Charlie Simmons didn’t happen to reach their apartment — in point of fact, he was travelling first; while Basil, who had taken a ticket for the same exalted mode of conveyance, had been hurried and bustled by his companions, unawares, into a third-class carriage — so they went down by themselves in that inferior vehicle all the way to Leatherhead. There, they walked up a long ridge, and past a handsome lodge, Hubert Harrison seeming to know the way particularly well, till, turning a corner in a leafy avenue, they came full in sight of a big house on a hilltop. It was a ruddy Queen Anne mansion of the very latest pattern, plumped down among immemorial elms and beeches.
‘You’ve been here before, I see,’ Basil Maclaine observed, as he stooped to brush the dust of the road off those neat Oxford walking shoes with his second-best handkerchief — the one he kept immured in his right coat-tail for such menial purposes, while the clean society rag resided habitually in his left breast-pocket.
‘Dozens of times,’ Hubert Harrison answered laconically.
‘Then you know the people well?’
‘Intimately,’ the journalist responded, and lapsed into silence.
‘It’s a splendid place,’ Basil Maclaine remarked, glancing round him in admiration. And indeed it was. He had never seen a nobler. The lawn of fine turf sloped gently down towards the Mickleham Valley, and being gracefully planted with well-ordered clumps of horse-chestnut, beech, and lime at irregular intervals, opened up delightful vistas down the wooded glen and across intervening ridges to the tower-topped height of Leith Hill in the distance. The sward in between lay smooth and close and velvety as a carpet. Great parterres of blossom diversified the foreground. Just at that moment, in the first full glory of summer foliage, the broad shady trees of Hurst Croft, against a fleecy blue and white sky, were a sight to rejoice the eye of any lover of nature. But it wasn’t the pictu
resque beauty of the scene that struck Basil Maclaine with instant admiration and delight; it was the amplitude of the grounds, the spacious expanse of the lawn, the neatness of the roads and paths and flower-beds, the many outward and visible signs of extreme wealth and social importance. He saw in it, most of all, not a lovely stretch of hill country, but ‘a magnificent place,’ the external symbol of livery servants, horses, carriages, silver plates, diamonds, game preserves, dances, dinner-parties, and all the other vulgar gewgaws and festivities that his soul would have revelled in. He valued it at once as so much money’s worth, and so much consideration in the eyes of society.

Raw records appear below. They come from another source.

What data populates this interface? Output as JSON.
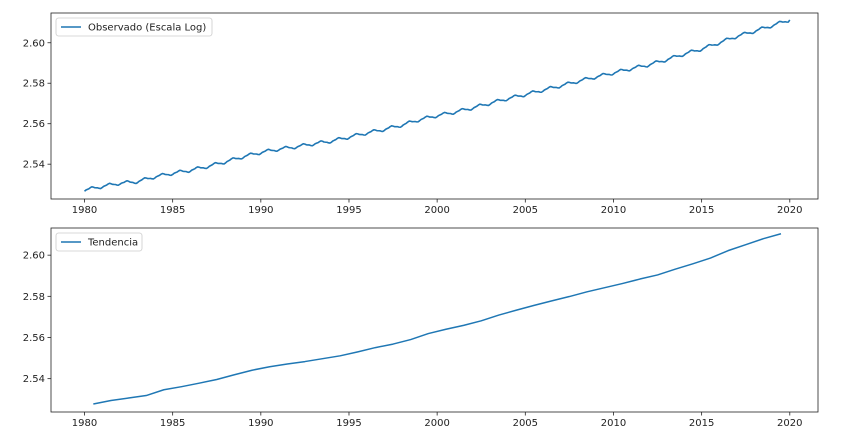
{
  "chart_data": [
    {
      "type": "line",
      "title": "",
      "xlabel": "",
      "ylabel": "",
      "xlim": [
        1978.1,
        2021.6
      ],
      "ylim": [
        2.5228,
        2.6147
      ],
      "x_ticks": [
        1980,
        1985,
        1990,
        1995,
        2000,
        2005,
        2010,
        2015,
        2020
      ],
      "y_ticks": [
        2.54,
        2.56,
        2.58,
        2.6
      ],
      "legend_position": "upper-left",
      "grid": false,
      "series": [
        {
          "name": "Observado (Escala Log)",
          "color": "#1f77b4",
          "seasonal_amplitude": 0.0007,
          "x": [
            1980.0,
            1981.0,
            1982.0,
            1983.0,
            1984.0,
            1985.0,
            1986.0,
            1987.0,
            1988.0,
            1989.0,
            1990.0,
            1991.0,
            1992.0,
            1993.0,
            1994.0,
            1995.0,
            1996.0,
            1997.0,
            1998.0,
            1999.0,
            2000.0,
            2001.0,
            2002.0,
            2003.0,
            2004.0,
            2005.0,
            2006.0,
            2007.0,
            2008.0,
            2009.0,
            2010.0,
            2011.0,
            2012.0,
            2013.0,
            2014.0,
            2015.0,
            2016.0,
            2017.0,
            2018.0,
            2019.0,
            2020.0
          ],
          "values": [
            2.5272,
            2.529,
            2.5306,
            2.5314,
            2.5338,
            2.5355,
            2.537,
            2.5389,
            2.5412,
            2.5437,
            2.5458,
            2.5474,
            2.5486,
            2.5501,
            2.5514,
            2.5534,
            2.5554,
            2.5572,
            2.5593,
            2.562,
            2.564,
            2.5657,
            2.5678,
            2.5701,
            2.5724,
            2.5744,
            2.5766,
            2.5787,
            2.581,
            2.5831,
            2.5851,
            2.5872,
            2.5891,
            2.5916,
            2.5944,
            2.5969,
            2.6,
            2.6032,
            2.6057,
            2.6085,
            2.6113
          ]
        }
      ]
    },
    {
      "type": "line",
      "title": "",
      "xlabel": "",
      "ylabel": "",
      "xlim": [
        1978.1,
        2021.6
      ],
      "ylim": [
        2.5238,
        2.6132
      ],
      "x_ticks": [
        1980,
        1985,
        1990,
        1995,
        2000,
        2005,
        2010,
        2015,
        2020
      ],
      "y_ticks": [
        2.54,
        2.56,
        2.58,
        2.6
      ],
      "legend_position": "upper-left",
      "grid": false,
      "series": [
        {
          "name": "Tendencia",
          "color": "#1f77b4",
          "x": [
            1980.5,
            1981.5,
            1982.5,
            1983.5,
            1984.5,
            1985.5,
            1986.5,
            1987.5,
            1988.5,
            1989.5,
            1990.5,
            1991.5,
            1992.5,
            1993.5,
            1994.5,
            1995.5,
            1996.5,
            1997.5,
            1998.5,
            1999.5,
            2000.5,
            2001.5,
            2002.5,
            2003.5,
            2004.5,
            2005.5,
            2006.5,
            2007.5,
            2008.5,
            2009.5,
            2010.5,
            2011.5,
            2012.5,
            2013.5,
            2014.5,
            2015.5,
            2016.5,
            2017.5,
            2018.5,
            2019.5
          ],
          "values": [
            2.5277,
            2.5294,
            2.5306,
            2.5318,
            2.5346,
            2.5361,
            2.5378,
            2.5396,
            2.5419,
            2.5441,
            2.5458,
            2.5471,
            2.5483,
            2.5497,
            2.5511,
            2.553,
            2.5551,
            2.5568,
            2.559,
            2.5619,
            2.564,
            2.5659,
            2.5681,
            2.5709,
            2.5733,
            2.5756,
            2.5778,
            2.5799,
            2.5822,
            2.5842,
            2.5862,
            2.5884,
            2.5904,
            2.5932,
            2.5958,
            2.5986,
            2.6022,
            2.6051,
            2.608,
            2.6104
          ]
        }
      ]
    }
  ]
}
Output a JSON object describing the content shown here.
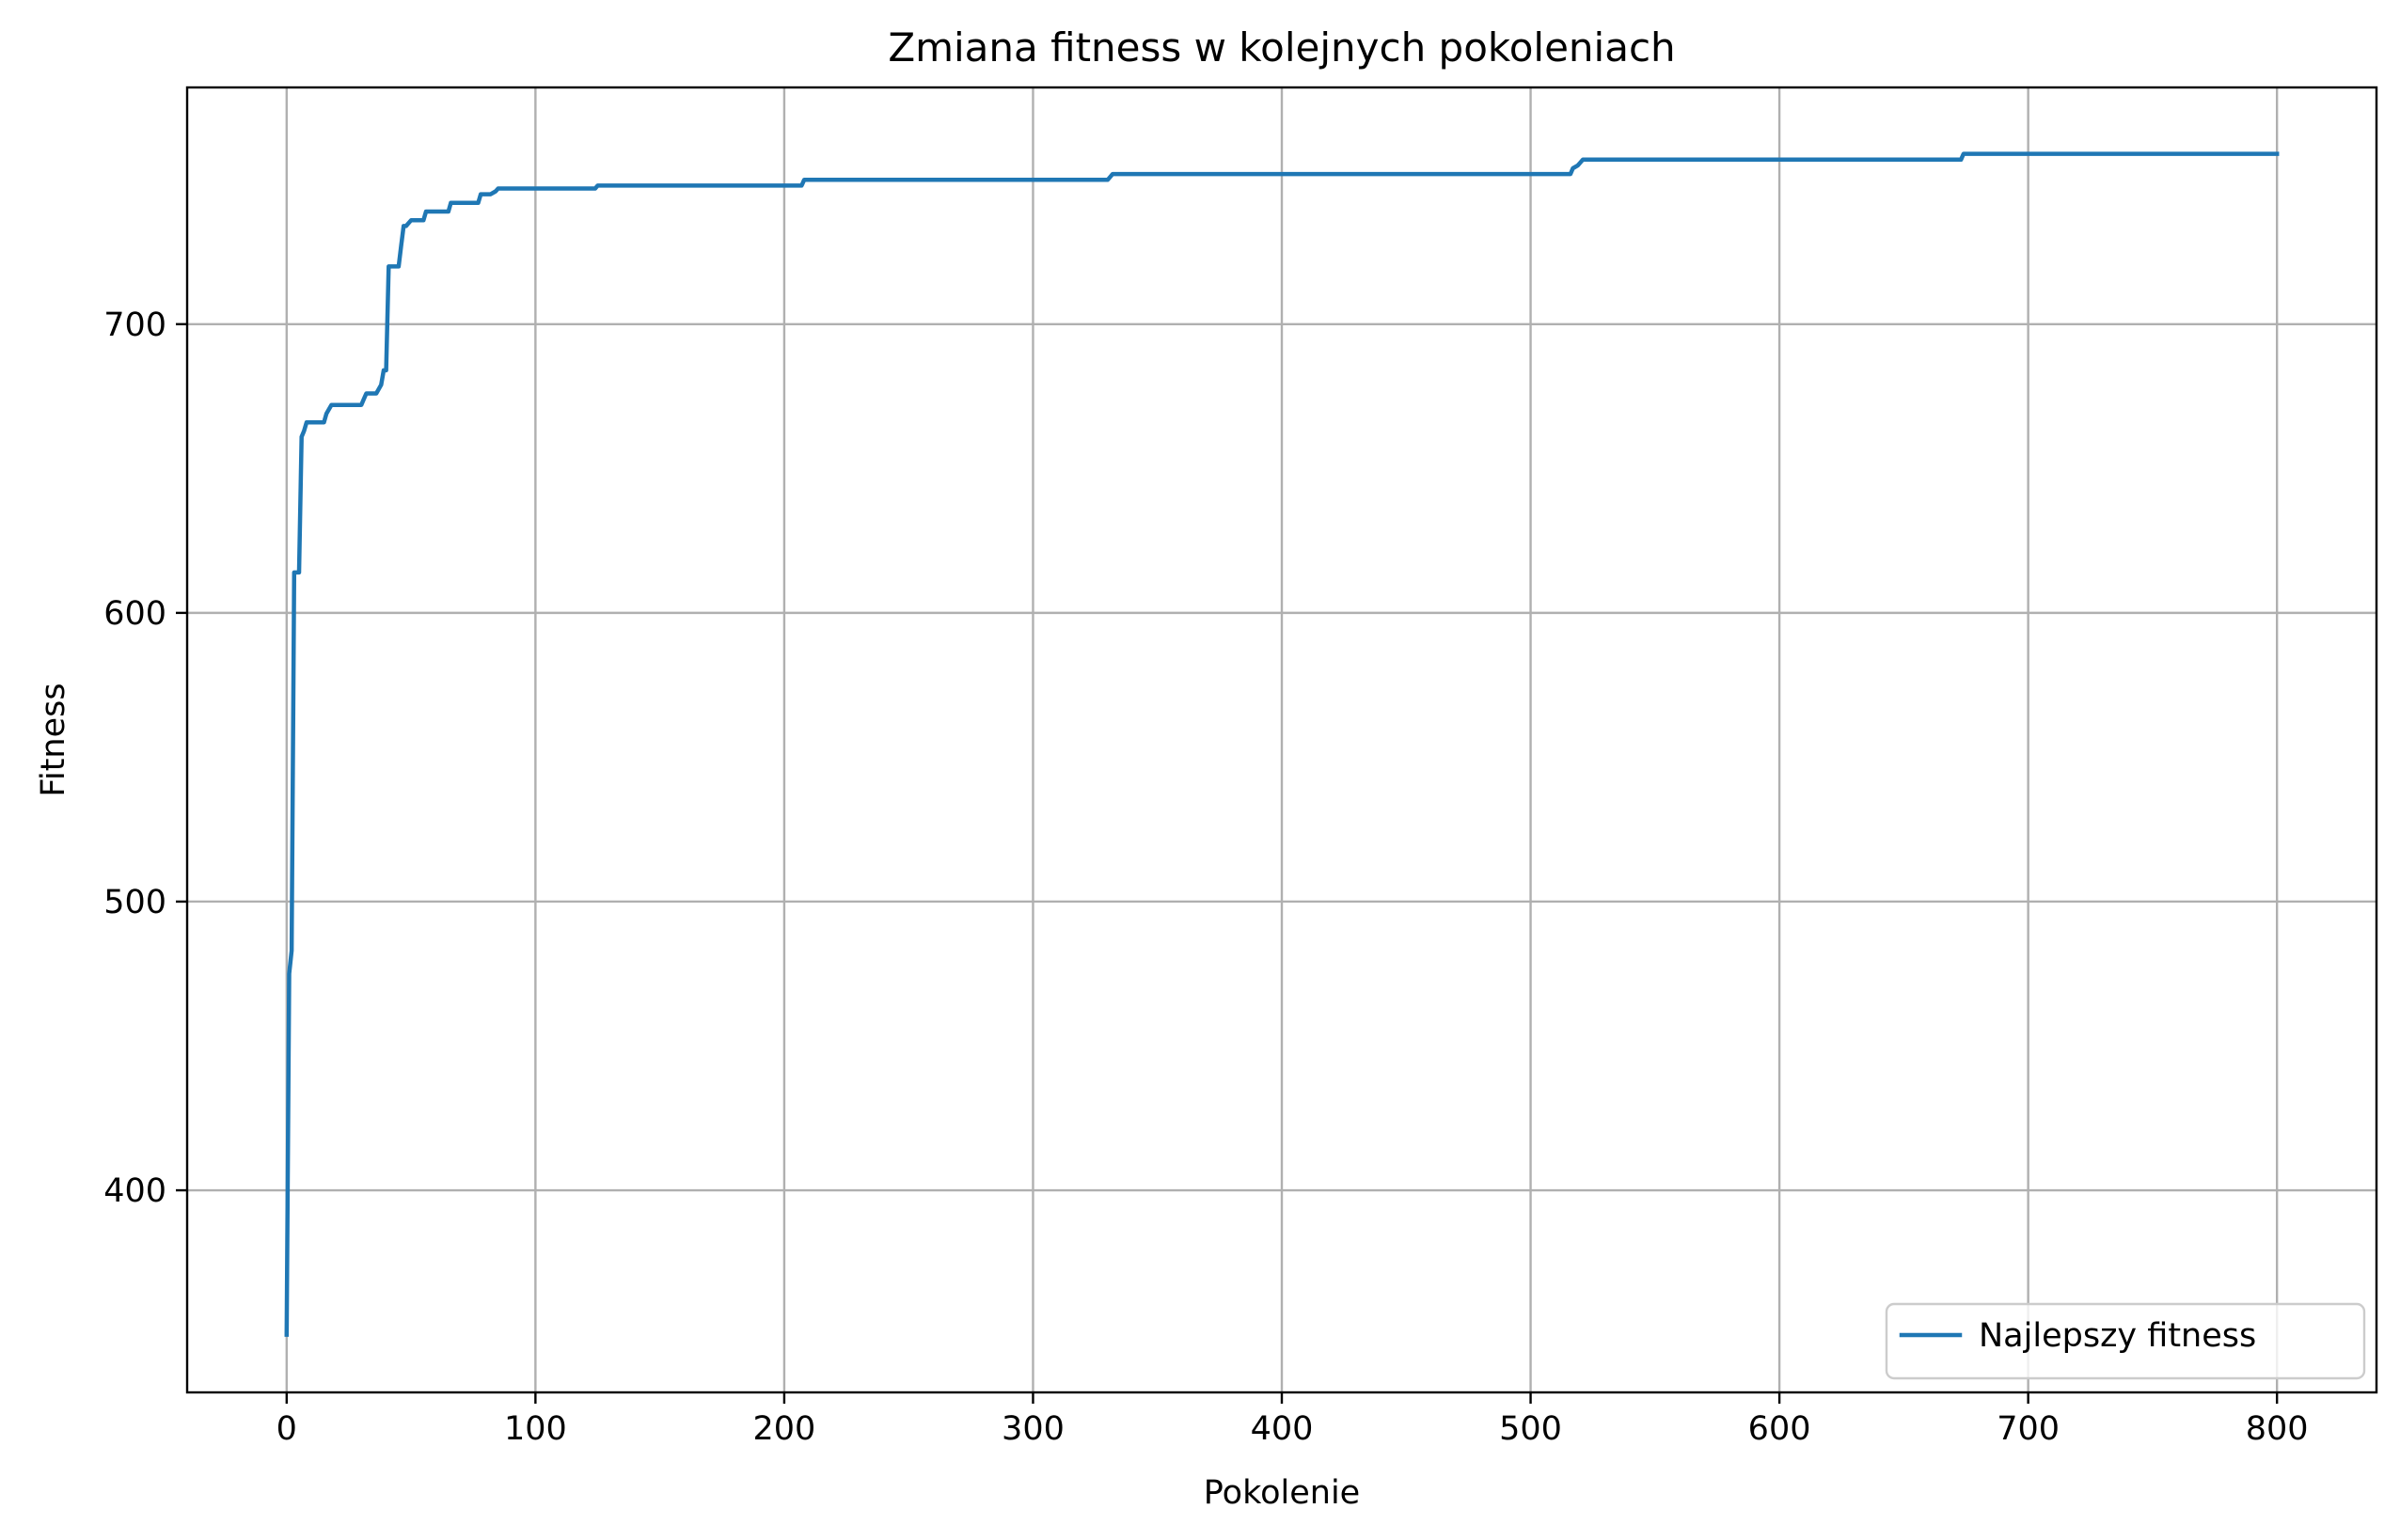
{
  "chart_data": {
    "type": "line",
    "title": "Zmiana fitness w kolejnych pokoleniach",
    "xlabel": "Pokolenie",
    "ylabel": "Fitness",
    "xlim": [
      -40,
      840
    ],
    "ylim": [
      330,
      782
    ],
    "xticks": [
      0,
      100,
      200,
      300,
      400,
      500,
      600,
      700,
      800
    ],
    "yticks": [
      400,
      500,
      600,
      700
    ],
    "xtick_labels": [
      "0",
      "100",
      "200",
      "300",
      "400",
      "500",
      "600",
      "700",
      "800"
    ],
    "ytick_labels": [
      "400",
      "500",
      "600",
      "700"
    ],
    "grid": true,
    "legend_position": "lower-right",
    "colors": {
      "series": "#1f77b4"
    },
    "series": [
      {
        "name": "Najlepszy fitness",
        "x": [
          0,
          1,
          2,
          3,
          4,
          5,
          6,
          7,
          8,
          10,
          15,
          16,
          18,
          20,
          25,
          30,
          31,
          32,
          35,
          36,
          38,
          39,
          40,
          41,
          42,
          45,
          46,
          47,
          48,
          50,
          55,
          56,
          60,
          65,
          66,
          70,
          77,
          78,
          82,
          84,
          85,
          90,
          100,
          120,
          124,
          125,
          130,
          150,
          200,
          207,
          208,
          210,
          250,
          300,
          330,
          331,
          332,
          400,
          450,
          500,
          516,
          517,
          519,
          520,
          521,
          600,
          650,
          673,
          674,
          675,
          700,
          750,
          800
        ],
        "values": [
          350,
          475,
          483,
          614,
          614,
          614,
          661,
          663,
          666,
          666,
          666,
          669,
          672,
          672,
          672,
          672,
          674,
          676,
          676,
          676,
          679,
          684,
          684,
          720,
          720,
          720,
          727,
          734,
          734,
          736,
          736,
          739,
          739,
          739,
          742,
          742,
          742,
          745,
          745,
          746,
          747,
          747,
          747,
          747,
          747,
          748,
          748,
          748,
          748,
          748,
          750,
          750,
          750,
          750,
          750,
          751,
          752,
          752,
          752,
          752,
          752,
          754,
          755,
          756,
          757,
          757,
          757,
          757,
          759,
          759,
          759,
          759,
          759
        ]
      }
    ]
  }
}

‘Yes, there’s a beautiful view,’ Hubert Harrison answered, gazing vaguely away from the lawn and the foreground towards the varied outline of blue hills in the distance, rising one behind the other in long perspective. ‘But Venables père is just a typical British Philistine of the first water. He doesn’t deserve to live in such a lovely bit of wild country as this. He doesn’t regard those trees of his as trees at all; he regards them as a magnificent lot of first-class timber.’
And poor Basil Maclaine had that moment been reflecting to himself that if only he had money to ‘keep it up,’ such a lovely bit of finely-timbered land as that would suit him down to the ground. For he, too, in his callow way, was an unfledged Philistine.
On the terrace in front of the windows half a dozen guests were already assembled, chatting in a group around Miss Venables and her father.